Mac looked at the hole in his coat, the holes in the left leg of his jeans with some blood oozing through, and the scrapes on his left hand. Looking at Norman, he simply said, “So arrest me.”


Riiiiight,
” Norman replied, “Just hand me your gun and tell me what the hell is going on here.”

CHAPTER TWELVE
“It does if it causes Mac to stop poking around.”

M
ac explained to Norman what the scene at Meredith’s was all about. Then he asked for a favor. “So listen, Normy, any chance I could get a couple of old friends on this?”

“Who do you have in mind?”

Mac told him.

Norman chuckled and understood exactly what Mac was looking for. “Let me make a call.”

A half hour later, veteran Minneapolis detectives Ed Gerdtz and Bud Subject arrived on the scene, followed by a crime scene crew. The beauty of the two veteran detectives and friends working the scene was that certain protocol and procedures were ignored. They let Mac tag along.

Problem was, there wasn’t much to find.

It was clear there was a break-in. The back door of the garage leading into the pool area was wide open, and the main circuit breaker in the fuse box was turned off. Crime scene was printing both the fuse box and the door, not to mention all other surfaces in the house that might have been reasonably touched by the intruder on the way in, based upon Meredith’s recap. Ballistics would be taken on the gun.
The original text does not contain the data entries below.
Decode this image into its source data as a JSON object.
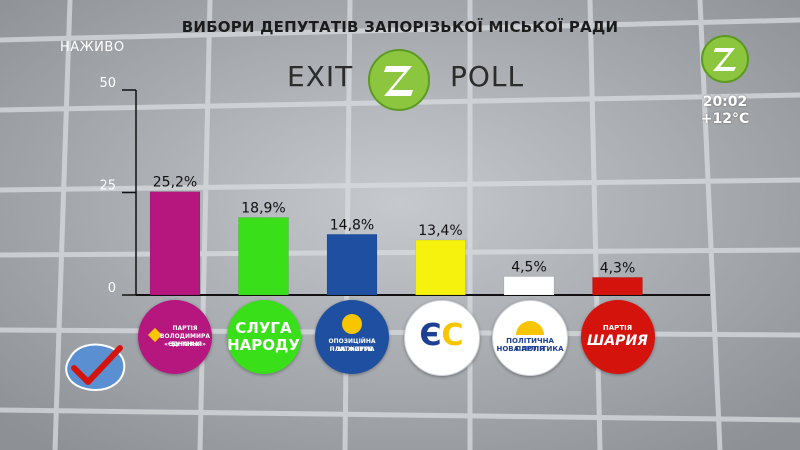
{
  "header": {
    "title": "ВИБОРИ ДЕПУТАТІВ ЗАПОРІЗЬКОЇ МІСЬКОЇ РАДИ",
    "live_label": "НАЖИВО",
    "exit_word": "EXIT",
    "poll_word": "POLL"
  },
  "clock": {
    "time": "20:02",
    "temperature": "+12°C"
  },
  "colors": {
    "accent_green": "#8cc63f",
    "dark_green": "#3b8a20",
    "background": "#a9adb2"
  },
  "chart_data": {
    "type": "bar",
    "title": "",
    "xlabel": "",
    "ylabel": "",
    "ylim": [
      0,
      50
    ],
    "yticks": [
      0,
      25,
      50
    ],
    "grid": false,
    "categories": [
      "ПАРТІЯ ВОЛОДИМИРА БУРЯКА «ЄДНАННЯ»",
      "СЛУГА НАРОДУ",
      "ОПОЗИЦІЙНА ПЛАТФОРМА – ЗА ЖИТТЯ",
      "ЄС",
      "ПОЛІТИЧНА ПАРТІЯ НОВА ПОЛІТИКА",
      "ПАРТІЯ ШАРІЯ"
    ],
    "values": [
      25.2,
      18.9,
      14.8,
      13.4,
      4.5,
      4.3
    ],
    "value_labels": [
      "25,2%",
      "18,9%",
      "14,8%",
      "13,4%",
      "4,5%",
      "4,3%"
    ],
    "bar_colors": [
      "#b5177f",
      "#39e019",
      "#1f4fa0",
      "#f7f20d",
      "#ffffff",
      "#d4140c"
    ]
  },
  "logos": [
    {
      "icon": "yednannya-logo-icon",
      "lines": [
        "ПАРТІЯ",
        "ВОЛОДИМИРА БУРЯКА",
        "«ЄДНАННЯ»"
      ],
      "bg": "#b5177f",
      "fg": "#ffffff"
    },
    {
      "icon": "sluha-narodu-logo-icon",
      "lines": [
        "СЛУГА",
        "НАРОДУ"
      ],
      "bg": "#39e019",
      "fg": "#ffffff"
    },
    {
      "icon": "opzzh-logo-icon",
      "lines": [
        "ОПОЗИЦІЙНА ПЛАТФОРМА",
        "– ЗА ЖИТТЯ"
      ],
      "bg": "#1f4fa0",
      "fg": "#ffffff"
    },
    {
      "icon": "yes-logo-icon",
      "lines": [
        "ЄС"
      ],
      "bg": "#ffffff",
      "fg": "#1d3f94"
    },
    {
      "icon": "nova-polityka-logo-icon",
      "lines": [
        "ПОЛІТИЧНА ПАРТІЯ",
        "НОВА ПОЛІТИКА"
      ],
      "bg": "#ffffff",
      "fg": "#1d3f94"
    },
    {
      "icon": "shariy-logo-icon",
      "lines": [
        "ПАРТІЯ",
        "ШАРИЯ"
      ],
      "bg": "#d4140c",
      "fg": "#ffffff"
    }
  ]
}
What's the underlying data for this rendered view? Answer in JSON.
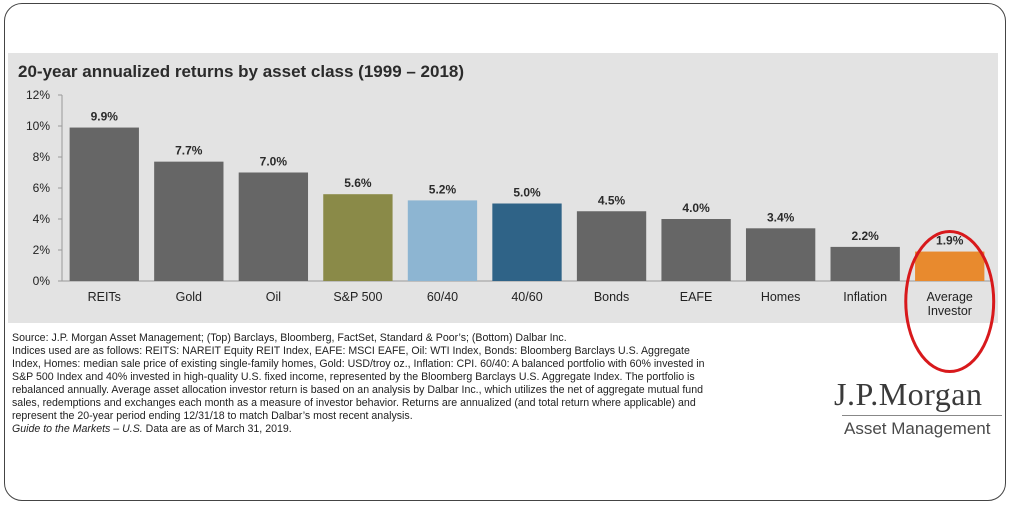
{
  "chart_data": {
    "type": "bar",
    "title": "20-year annualized returns by asset class (1999 – 2018)",
    "categories": [
      "REITs",
      "Gold",
      "Oil",
      "S&P 500",
      "60/40",
      "40/60",
      "Bonds",
      "EAFE",
      "Homes",
      "Inflation",
      "Average Investor"
    ],
    "values": [
      9.9,
      7.7,
      7.0,
      5.6,
      5.2,
      5.0,
      4.5,
      4.0,
      3.4,
      2.2,
      1.9
    ],
    "data_labels": [
      "9.9%",
      "7.7%",
      "7.0%",
      "5.6%",
      "5.2%",
      "5.0%",
      "4.5%",
      "4.0%",
      "3.4%",
      "2.2%",
      "1.9%"
    ],
    "bar_colors": [
      "#666666",
      "#666666",
      "#666666",
      "#8a8a48",
      "#8db5d2",
      "#2f6387",
      "#666666",
      "#666666",
      "#666666",
      "#666666",
      "#e88a2e"
    ],
    "highlight": {
      "category": "Average Investor",
      "color": "#d8191c"
    },
    "ylim": [
      0,
      12
    ],
    "yticks": [
      0,
      2,
      4,
      6,
      8,
      10,
      12
    ],
    "ytick_labels": [
      "0%",
      "2%",
      "4%",
      "6%",
      "8%",
      "10%",
      "12%"
    ],
    "xlabel": "",
    "ylabel": "",
    "grid": false
  },
  "footnotes": [
    "Source: J.P. Morgan Asset Management; (Top) Barclays, Bloomberg, FactSet, Standard & Poor’s; (Bottom) Dalbar Inc.",
    "Indices used are as follows: REITS: NAREIT Equity REIT Index, EAFE: MSCI EAFE, Oil: WTI Index, Bonds: Bloomberg Barclays U.S. Aggregate",
    "Index, Homes: median sale price of existing single-family homes, Gold: USD/troy oz., Inflation: CPI. 60/40: A balanced portfolio with 60% invested in",
    "S&P 500 Index and 40% invested in high-quality U.S. fixed income, represented by the Bloomberg Barclays U.S. Aggregate Index. The portfolio is",
    "rebalanced annually. Average asset allocation investor return is based on an analysis by Dalbar Inc., which utilizes the net of aggregate mutual fund",
    "sales, redemptions and exchanges each month as a measure of investor behavior. Returns are annualized (and total return where applicable) and",
    "represent the 20-year period ending 12/31/18 to match Dalbar’s most recent analysis."
  ],
  "footnote_last": {
    "italic": "Guide to the Markets – U.S.",
    "text": " Data are as of March 31, 2019."
  },
  "logo": {
    "brand": "J.P.Morgan",
    "sub": "Asset Management"
  }
}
There were four shell casings.

“Pretty quick thinking by your ex-wife there, Mac,” Gerdtz observed.

“I’ll say,” Subject added.

“She’s smart and always had a pretty cool head under pressure,” Mac answered while the three of them were up in Meredith’s room, checking out the bullet-ridden bed, and then he walked over to the closet and noticed the putter leaning against the wall. Meredith had been hiding in the closet. She heard the siren approaching, and then, when the lights started reflecting in the room, probably when Mac was pulling into the driveway, the killer ran. He couldn’t help thinking that she should be dead. If he hadn’t called her when he did, she would be.

Later, Mac stood with Gerdtz and Subject around their sedan, which was parked down the street from the house. Gerdtz was puffing on a cigarette, the white smoke matching his white, unkempt-yet-thinning, Einstein-like hair while Mac and Subject sipped on convenience store coffees.

“I’m not holding my breath on prints,” Mac muttered, taking a drink of the now-lukewarm coffee. “A silencer, getting into the house like it was nothing, with a planned escape route and driver waiting—that guy was a pro.” He changed his focus to where they had a chance. “For now, that leaves the SUV. Any hits on that?”

Subject slowly shook his head, looking down into his coffee cup. “Not yet. If the guy was a pro, Mac—”

“That SUV is at the bottom of a body of water,” Gerdtz finished. “Or it’s already in a chop shop or being crushed at a junk yard or buried deep in a garage somewhere. Plus, we don’t know what kind of SUV it was, other than big and dark colored. I mean, we’re searching, but …”

Mac nodded in resignation. “It’s a long shot at best, I know. Nevertheless…”

“We’ll keep looking,” Gerdtz answered, exhaling smoke out his nose. “Everyone on duty has their eyes and ears open.”

“So Mac, what the hell is up with this?” Subject asked. “This whole thing doesn’t make sense.”

“Yeah, why would someone want Meredith dead?” Ed Gerdtz added. “Is there someone out there that angry about her husband’s death that they’d want to kill her? I mean, if you’re right, and you think she was set up, then why kill her? It just doesn’t make sense.”

Mac looked up at Gerdtz. “No, it doesn’t.”

“It does if it causes Mac to stop poking around,” Subject casually suggested as he slid a piece of Wrigley’s into his mouth. “I’ve been paying attention to this thing from afar, and your ex-wife looks guilty. But after tonight, I’m not so sure. So if you assume someone else is responsible for the deaths of Sterling and his mistress, whoever that is seems worried about something, and when I look at what’s changed in the case”—Bud pointed to Mac—“you’re the change. They’ve been watching, and they’re worried about you, Mac.”